International News

France: Early class warfare lessons

Both relief and tears greeted the results of France’s school-leaving baccalaureat exam on July 5. With breathtaking efficiency, the entire country’s exam papers were corrected and marked within just two weeks. Founded in 1808 by Napoleon, the bac is an entry ticket to university as well as a yearly national ritual, which opens with a gruelling compulsory four-hour philosophy general paper that even scientists have to write. This year the papers were particularly revealing of how French youngsters are taught to view the world.

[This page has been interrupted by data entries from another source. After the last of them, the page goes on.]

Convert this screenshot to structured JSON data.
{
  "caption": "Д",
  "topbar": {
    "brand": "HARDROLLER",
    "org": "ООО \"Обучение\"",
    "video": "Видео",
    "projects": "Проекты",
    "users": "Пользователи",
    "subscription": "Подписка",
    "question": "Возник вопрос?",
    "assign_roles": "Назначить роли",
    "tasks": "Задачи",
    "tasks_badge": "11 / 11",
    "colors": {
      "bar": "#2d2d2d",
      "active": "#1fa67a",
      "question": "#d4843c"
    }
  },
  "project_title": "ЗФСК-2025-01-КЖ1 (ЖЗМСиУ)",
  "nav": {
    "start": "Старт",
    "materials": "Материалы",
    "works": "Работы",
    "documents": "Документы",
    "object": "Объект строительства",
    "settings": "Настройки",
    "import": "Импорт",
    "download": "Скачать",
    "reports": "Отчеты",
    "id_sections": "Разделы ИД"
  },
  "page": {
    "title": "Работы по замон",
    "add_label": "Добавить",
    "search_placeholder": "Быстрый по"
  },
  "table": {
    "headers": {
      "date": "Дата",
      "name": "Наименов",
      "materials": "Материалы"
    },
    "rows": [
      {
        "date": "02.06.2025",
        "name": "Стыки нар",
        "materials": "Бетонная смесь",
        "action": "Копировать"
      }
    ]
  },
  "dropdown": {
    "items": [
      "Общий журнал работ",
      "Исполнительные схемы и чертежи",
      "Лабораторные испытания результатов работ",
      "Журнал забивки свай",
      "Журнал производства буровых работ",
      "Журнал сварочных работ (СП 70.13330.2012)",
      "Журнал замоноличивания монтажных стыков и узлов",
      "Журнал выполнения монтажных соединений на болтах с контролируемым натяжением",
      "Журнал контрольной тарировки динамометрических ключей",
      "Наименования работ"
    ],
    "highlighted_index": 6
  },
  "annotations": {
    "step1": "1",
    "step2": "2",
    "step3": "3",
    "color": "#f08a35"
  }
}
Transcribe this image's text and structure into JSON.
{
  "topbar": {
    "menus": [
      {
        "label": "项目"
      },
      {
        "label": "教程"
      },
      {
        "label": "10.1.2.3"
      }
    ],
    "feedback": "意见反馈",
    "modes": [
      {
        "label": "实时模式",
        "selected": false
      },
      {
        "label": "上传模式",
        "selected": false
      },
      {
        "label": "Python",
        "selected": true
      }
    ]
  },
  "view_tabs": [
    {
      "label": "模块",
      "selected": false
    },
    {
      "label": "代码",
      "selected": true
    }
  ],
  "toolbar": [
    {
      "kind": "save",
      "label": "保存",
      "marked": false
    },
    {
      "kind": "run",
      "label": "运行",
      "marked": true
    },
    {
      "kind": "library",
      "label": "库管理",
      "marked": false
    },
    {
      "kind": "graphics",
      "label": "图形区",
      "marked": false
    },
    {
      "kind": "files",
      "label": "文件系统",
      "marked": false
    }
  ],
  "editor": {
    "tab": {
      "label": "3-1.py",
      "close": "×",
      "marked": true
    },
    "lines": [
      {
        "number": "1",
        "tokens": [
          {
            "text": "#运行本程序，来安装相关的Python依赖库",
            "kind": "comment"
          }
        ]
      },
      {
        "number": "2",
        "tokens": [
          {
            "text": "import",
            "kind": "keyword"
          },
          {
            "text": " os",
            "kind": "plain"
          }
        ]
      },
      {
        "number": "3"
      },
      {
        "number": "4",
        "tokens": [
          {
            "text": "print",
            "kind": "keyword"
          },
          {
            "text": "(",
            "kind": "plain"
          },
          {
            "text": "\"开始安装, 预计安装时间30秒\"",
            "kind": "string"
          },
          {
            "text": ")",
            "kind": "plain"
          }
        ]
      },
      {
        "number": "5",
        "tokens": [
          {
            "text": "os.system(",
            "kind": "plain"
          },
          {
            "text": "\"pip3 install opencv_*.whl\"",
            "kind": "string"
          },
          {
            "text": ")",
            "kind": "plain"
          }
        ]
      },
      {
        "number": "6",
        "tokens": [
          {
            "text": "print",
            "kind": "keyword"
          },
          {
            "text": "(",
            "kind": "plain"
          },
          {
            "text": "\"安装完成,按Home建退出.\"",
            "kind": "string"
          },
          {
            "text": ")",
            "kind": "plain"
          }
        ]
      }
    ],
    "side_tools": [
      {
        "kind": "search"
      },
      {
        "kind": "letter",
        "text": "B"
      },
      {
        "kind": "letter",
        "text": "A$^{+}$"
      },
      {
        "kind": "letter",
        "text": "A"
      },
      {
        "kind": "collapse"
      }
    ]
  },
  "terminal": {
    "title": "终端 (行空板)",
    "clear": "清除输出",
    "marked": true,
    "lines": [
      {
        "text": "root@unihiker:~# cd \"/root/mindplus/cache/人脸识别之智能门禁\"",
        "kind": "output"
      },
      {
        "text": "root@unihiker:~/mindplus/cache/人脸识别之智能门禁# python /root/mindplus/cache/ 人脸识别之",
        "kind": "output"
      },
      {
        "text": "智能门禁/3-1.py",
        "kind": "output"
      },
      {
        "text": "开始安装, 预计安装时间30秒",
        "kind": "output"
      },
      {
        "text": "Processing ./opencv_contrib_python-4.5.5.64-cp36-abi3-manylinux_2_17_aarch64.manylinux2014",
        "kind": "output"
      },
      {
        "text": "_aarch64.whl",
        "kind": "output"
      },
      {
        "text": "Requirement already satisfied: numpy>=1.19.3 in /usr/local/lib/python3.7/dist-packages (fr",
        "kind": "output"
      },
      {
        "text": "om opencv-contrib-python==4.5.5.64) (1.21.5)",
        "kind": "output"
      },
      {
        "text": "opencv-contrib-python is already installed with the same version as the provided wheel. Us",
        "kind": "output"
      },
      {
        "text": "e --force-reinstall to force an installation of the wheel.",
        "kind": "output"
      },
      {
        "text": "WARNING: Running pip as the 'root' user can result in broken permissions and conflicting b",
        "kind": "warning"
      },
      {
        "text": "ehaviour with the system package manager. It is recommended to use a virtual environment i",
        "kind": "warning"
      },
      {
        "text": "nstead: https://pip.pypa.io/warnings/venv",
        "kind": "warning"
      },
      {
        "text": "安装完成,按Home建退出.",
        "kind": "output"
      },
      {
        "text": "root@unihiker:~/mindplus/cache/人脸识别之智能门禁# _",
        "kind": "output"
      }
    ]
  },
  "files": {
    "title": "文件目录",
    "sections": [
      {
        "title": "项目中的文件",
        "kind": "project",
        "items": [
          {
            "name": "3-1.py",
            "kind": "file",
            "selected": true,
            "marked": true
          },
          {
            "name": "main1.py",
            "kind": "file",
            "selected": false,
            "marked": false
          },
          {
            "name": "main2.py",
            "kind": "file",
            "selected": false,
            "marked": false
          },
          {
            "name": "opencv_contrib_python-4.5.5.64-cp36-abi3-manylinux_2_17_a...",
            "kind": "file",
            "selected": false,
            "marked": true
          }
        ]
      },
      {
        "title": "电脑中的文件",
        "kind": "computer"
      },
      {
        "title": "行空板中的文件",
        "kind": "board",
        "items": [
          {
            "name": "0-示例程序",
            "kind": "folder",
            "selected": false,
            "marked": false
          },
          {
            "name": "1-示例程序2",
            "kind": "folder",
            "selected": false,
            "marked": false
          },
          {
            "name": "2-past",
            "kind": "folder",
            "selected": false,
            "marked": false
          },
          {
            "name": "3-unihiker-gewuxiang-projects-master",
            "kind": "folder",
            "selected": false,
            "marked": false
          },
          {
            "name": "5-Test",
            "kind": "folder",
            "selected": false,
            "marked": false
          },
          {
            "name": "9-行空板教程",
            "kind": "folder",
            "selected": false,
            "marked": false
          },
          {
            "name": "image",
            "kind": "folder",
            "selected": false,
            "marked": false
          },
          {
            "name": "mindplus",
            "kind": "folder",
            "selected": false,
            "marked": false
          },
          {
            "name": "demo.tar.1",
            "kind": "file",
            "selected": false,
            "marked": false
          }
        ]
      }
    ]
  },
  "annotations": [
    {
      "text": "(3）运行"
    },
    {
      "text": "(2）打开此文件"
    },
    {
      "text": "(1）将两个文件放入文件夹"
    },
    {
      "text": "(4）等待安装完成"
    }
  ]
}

“What do we owe to the State?” was one essay option in the philosophy exam. In the economics and social science paper, pupils were asked to comment on a wealth-distribution table, showing that 10 percent of French households owned 48 percent of the country’s wealth, and then told to “demonstrate that social conflict can be a factor behind social cohesion”. “We still have the mentality of the class struggle,’’ says Nicolas Lecaussin of the Institute for Research in Economic and Fiscal issues (IREF), a think tank, and author of a report on economics textbooks.

France excels at producing top-rate academic economists. But high-school teaching of economics is uneven. The IREF study last year showed that in one tome’s 382 pages, only 18 were devoted to business. “Entrepreneurs and business leaders are almost absent,” noted the report, and “global-isation and free trade are treated with distrust”.

Since 2011, the national syllabus has somewhat belatedly been revised. Basic economic concepts, including supply and demand, have been reinforced. Economics and sociology, the two components of the combined paper, have been partly separated. The portrayal of companies has become more neutral. With government backing, the Institute of Enterprise, a think tank, runs a programme to bring together business leaders and lycee economics teachers, “to close the gap”.

Yet the curriculum remains heavily tilted towards social conflict. The analysis of social structure starts with Marx. One textbook’s subheadings move depressingly from “More and more suicides at work”, to “More and more insecure jobs”. In another textbook, a chapter on “social justice” asks: “Do high revenues threaten fairness?” and illustrates it with a 19th-century engraving of a bourgeois couple and a photo of a modern-day French demonstrator with a placard reading “Tax the rich”.

Little wonder, perhaps, that the French are consistently champion pessimists and hostile to free markets. In 2012, according to a Globescan poll, only 4 percent of the French agreed that free-market capitalism works well, next to 27 percent of Americans and 22 percent of Chinese.